The second option was to lean on the national super computer infrastructure for Australian researchers, NeCTAR. I established two medium virtual servers (2 vCPU, 8GB RAM, 60GB local VM disk), installed a Ubuntu operating system, but had difficulty in talking with the system (happy to take input from anyone here).
Then, we had a meeting with Information and Communication Technology (ICT) people at the University of Sydney who have been very helpful in their approach. We have been liaising with Justin Chang who provided us with an improved version of Gephi that essentially enables us to use more RAM on my local machine to process the data sets.

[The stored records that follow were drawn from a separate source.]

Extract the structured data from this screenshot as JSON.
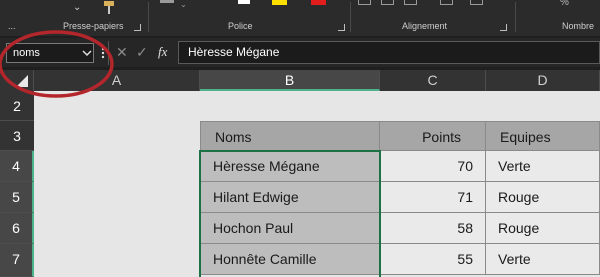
{
  "ribbon": {
    "groups": [
      "Presse-papiers",
      "Police",
      "Alignement",
      "Nombre"
    ],
    "partial_left": "...",
    "number_glyph": "%"
  },
  "formula_bar": {
    "name_box_value": "noms",
    "cancel_glyph": "✕",
    "enter_glyph": "✓",
    "fx_label": "fx",
    "formula_value": "Hèresse Mégane"
  },
  "columns": [
    "A",
    "B",
    "C",
    "D"
  ],
  "rows": [
    "2",
    "3",
    "4",
    "5",
    "6",
    "7"
  ],
  "table": {
    "headers": [
      "Noms",
      "Points",
      "Equipes"
    ],
    "rows": [
      [
        "Hèresse Mégane",
        "70",
        "Verte"
      ],
      [
        "Hilant Edwige",
        "71",
        "Rouge"
      ],
      [
        "Hochon Paul",
        "58",
        "Rouge"
      ],
      [
        "Honnête Camille",
        "55",
        "Verte"
      ]
    ]
  },
  "colors": {
    "selection_green": "#1e7145",
    "annotation_red": "#b3262b",
    "font_color_yellow": "#ffdf00",
    "font_color_red": "#e11d1d"
  }
}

Justin provided me with a disk image that I installed, tested and was able to get moving with the analysis again.
I asked if I could share the Gephi with our readers, to which he agreed – and provided a step by step on how he created an improved RAM allocated version of Gephi:
- Download the ‘Gephi’ .dmg frill from: https://gephi.org/users/download/
- Open the .dmg file
- Copy the Gephi.app file to a folder on your desktop
- Ctrl + Click the Gephi.app file and click Show Package Contents
- Navigate Contents > Resources > Gephi > etc and open the gephi.conf file in a text editor
- Change the maximum Java RAM allocation:
default_options=”–branding gephi -J-Xms64m -J-Xmx512m -J-Xverify:none -J-Dsun.java2d.noddraw=true -J-Dsun.awt.noerasebackground=true -J-Dnetbeans.indexing.noFileRefresh=true -J-Dplugin.manager.check.interval=EVERY_DAY”

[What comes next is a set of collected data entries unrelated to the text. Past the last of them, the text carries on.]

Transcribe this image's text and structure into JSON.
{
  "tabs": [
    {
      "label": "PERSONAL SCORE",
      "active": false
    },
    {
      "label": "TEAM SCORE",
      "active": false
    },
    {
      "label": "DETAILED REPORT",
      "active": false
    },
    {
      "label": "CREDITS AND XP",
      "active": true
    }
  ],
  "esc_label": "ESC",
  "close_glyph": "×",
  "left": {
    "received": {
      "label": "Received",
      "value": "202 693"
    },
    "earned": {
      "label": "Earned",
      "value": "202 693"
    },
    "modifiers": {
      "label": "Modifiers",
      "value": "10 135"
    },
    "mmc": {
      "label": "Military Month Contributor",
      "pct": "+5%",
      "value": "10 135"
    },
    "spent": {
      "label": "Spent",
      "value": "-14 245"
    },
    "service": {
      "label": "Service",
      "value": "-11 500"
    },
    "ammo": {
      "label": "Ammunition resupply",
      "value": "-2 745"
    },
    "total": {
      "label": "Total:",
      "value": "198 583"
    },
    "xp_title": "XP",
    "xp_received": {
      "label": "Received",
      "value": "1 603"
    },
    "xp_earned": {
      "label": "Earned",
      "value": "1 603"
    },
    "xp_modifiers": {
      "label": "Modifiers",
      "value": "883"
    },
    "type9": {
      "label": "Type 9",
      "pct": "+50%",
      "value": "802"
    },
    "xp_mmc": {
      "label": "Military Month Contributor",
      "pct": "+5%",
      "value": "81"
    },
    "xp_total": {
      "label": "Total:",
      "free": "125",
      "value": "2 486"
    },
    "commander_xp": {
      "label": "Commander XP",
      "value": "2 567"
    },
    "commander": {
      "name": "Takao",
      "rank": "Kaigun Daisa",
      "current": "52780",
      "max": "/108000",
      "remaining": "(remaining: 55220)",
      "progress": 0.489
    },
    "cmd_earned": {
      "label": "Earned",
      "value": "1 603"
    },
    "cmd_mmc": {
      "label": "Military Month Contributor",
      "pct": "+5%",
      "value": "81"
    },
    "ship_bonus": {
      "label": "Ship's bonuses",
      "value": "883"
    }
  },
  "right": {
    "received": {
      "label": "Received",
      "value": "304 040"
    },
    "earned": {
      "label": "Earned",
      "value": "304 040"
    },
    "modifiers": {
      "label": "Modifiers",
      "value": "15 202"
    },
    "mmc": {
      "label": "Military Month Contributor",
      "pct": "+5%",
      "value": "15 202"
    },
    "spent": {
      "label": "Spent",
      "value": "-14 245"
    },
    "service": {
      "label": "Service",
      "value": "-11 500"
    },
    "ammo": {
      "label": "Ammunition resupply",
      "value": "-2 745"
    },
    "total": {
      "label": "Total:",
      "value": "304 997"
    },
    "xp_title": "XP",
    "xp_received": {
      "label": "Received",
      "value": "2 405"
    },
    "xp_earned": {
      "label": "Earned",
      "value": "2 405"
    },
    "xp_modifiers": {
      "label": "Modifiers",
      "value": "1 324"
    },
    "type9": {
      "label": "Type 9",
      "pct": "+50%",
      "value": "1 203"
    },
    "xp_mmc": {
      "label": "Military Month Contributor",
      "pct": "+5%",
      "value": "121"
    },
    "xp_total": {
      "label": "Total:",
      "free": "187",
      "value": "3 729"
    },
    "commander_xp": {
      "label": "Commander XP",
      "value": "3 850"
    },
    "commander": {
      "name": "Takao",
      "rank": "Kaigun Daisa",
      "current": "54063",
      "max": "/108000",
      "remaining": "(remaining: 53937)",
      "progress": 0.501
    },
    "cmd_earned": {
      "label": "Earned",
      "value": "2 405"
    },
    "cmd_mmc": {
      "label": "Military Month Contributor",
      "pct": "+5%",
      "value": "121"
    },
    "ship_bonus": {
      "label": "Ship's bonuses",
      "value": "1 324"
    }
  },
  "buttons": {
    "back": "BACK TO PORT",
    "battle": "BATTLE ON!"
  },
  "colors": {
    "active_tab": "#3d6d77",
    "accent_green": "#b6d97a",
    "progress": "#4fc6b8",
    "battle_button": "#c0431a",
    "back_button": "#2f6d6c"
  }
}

default_options=”–branding gephi -J-Xms1024m -J-Xmx2048m -J-Xverify:none -J-Dsun.java2d.noddraw=true -J-Dsun.awt.noerasebackground=true -J-Dnetbeans.indexing.noFileRefresh=true -J-Dplugin.manager.check.interval=EVERY_DAY”
This enables Gephi to utilise up to 2GB RAM when processing data, you can allocate any amount of RAM here (as long as it is less than your systems RAM resources)
- save the file
- run the application ‘Disc Utility’
- from within Disc Utility click file > new > Disk Image from Folder and select the folder that you created on the desktop and then click Image.